Explaining that he became an artist in childhood because he couldn't do anything else. "My life was a total disaster until I was 20 years old. My one and only ambition was to be a gamewarden, so when I'd finished my education, I went rushing out to Kenya with the incredibly arrogant idea that I was God's gift to the National Parks. It was a disaster. I knocked on the door of the Head Gamewarden in Nairobi and said, 'I'm here, can I be a game warden?' I was told I wasn't wanted. My life was in ruins; that was the end of my career in three seconds flat." "Up to that point, my only interest in art had been as an escape from the rugger field. The game was compulsory at school and I was terrified of it. I couldn't see any fun in being buried under heaps of bodies in the mud and having my face kicked in. I fled into the art department where it was more comfortable and painted the most unspeakably awful painting of birds."

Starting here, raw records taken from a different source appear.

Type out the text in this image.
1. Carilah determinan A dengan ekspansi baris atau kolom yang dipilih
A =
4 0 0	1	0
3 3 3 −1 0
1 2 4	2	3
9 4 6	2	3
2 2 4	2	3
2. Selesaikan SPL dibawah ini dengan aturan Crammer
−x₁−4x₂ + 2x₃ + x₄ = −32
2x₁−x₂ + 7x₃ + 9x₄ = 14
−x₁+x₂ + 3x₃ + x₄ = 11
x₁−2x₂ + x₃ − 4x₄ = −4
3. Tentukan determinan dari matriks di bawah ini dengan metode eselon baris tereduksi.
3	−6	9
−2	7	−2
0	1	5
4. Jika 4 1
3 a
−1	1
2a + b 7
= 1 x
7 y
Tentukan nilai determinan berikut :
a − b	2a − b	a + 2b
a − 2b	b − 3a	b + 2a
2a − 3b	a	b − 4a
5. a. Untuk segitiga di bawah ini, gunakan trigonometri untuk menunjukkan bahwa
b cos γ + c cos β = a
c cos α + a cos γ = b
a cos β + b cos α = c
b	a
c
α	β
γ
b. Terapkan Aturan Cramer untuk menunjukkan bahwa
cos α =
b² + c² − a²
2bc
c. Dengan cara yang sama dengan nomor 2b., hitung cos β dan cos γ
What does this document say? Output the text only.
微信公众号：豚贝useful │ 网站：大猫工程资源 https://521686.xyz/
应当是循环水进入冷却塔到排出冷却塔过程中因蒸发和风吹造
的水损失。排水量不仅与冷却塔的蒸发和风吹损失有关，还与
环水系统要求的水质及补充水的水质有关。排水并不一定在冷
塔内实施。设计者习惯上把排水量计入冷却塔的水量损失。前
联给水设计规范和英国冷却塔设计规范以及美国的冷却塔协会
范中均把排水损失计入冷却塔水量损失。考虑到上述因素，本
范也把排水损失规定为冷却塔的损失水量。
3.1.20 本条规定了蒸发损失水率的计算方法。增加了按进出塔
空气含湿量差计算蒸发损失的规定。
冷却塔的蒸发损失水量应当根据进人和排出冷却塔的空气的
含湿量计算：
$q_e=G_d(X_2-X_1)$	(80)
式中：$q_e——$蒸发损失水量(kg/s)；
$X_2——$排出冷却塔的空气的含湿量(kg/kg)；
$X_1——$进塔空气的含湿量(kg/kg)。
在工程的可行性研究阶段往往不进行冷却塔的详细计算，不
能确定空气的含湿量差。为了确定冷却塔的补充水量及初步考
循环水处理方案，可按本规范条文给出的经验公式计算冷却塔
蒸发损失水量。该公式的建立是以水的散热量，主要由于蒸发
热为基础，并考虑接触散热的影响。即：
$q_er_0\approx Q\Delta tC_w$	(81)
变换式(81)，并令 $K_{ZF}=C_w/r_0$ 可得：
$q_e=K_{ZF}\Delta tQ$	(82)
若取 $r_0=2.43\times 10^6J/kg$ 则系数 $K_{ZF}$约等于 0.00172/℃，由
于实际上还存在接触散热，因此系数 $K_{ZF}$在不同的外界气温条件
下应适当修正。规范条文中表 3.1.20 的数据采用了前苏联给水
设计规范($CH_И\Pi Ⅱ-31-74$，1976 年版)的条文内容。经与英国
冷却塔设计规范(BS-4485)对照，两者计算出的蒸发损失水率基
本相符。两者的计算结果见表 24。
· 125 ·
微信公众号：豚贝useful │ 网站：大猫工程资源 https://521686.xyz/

Deflated and homesick, he took a job as a receptionist in a hotel on the Kenya coast; the salary was one pound a week.
"So there I was at Malindi on the Kenya Coast in this hotel. I painted some more bird paintings on plasterboard, and I sold seven of them for £10 each to the
culture-starved inhabitants of the town and paid my passage home to England on a Union Castle steamer."
Arriving home, penniless, he had two choices,Mr Shepherd decided he could either become an artist or a bus driver.
Since he suspected that most artists starved in garrets, life as a bus driver seemed the safer bet.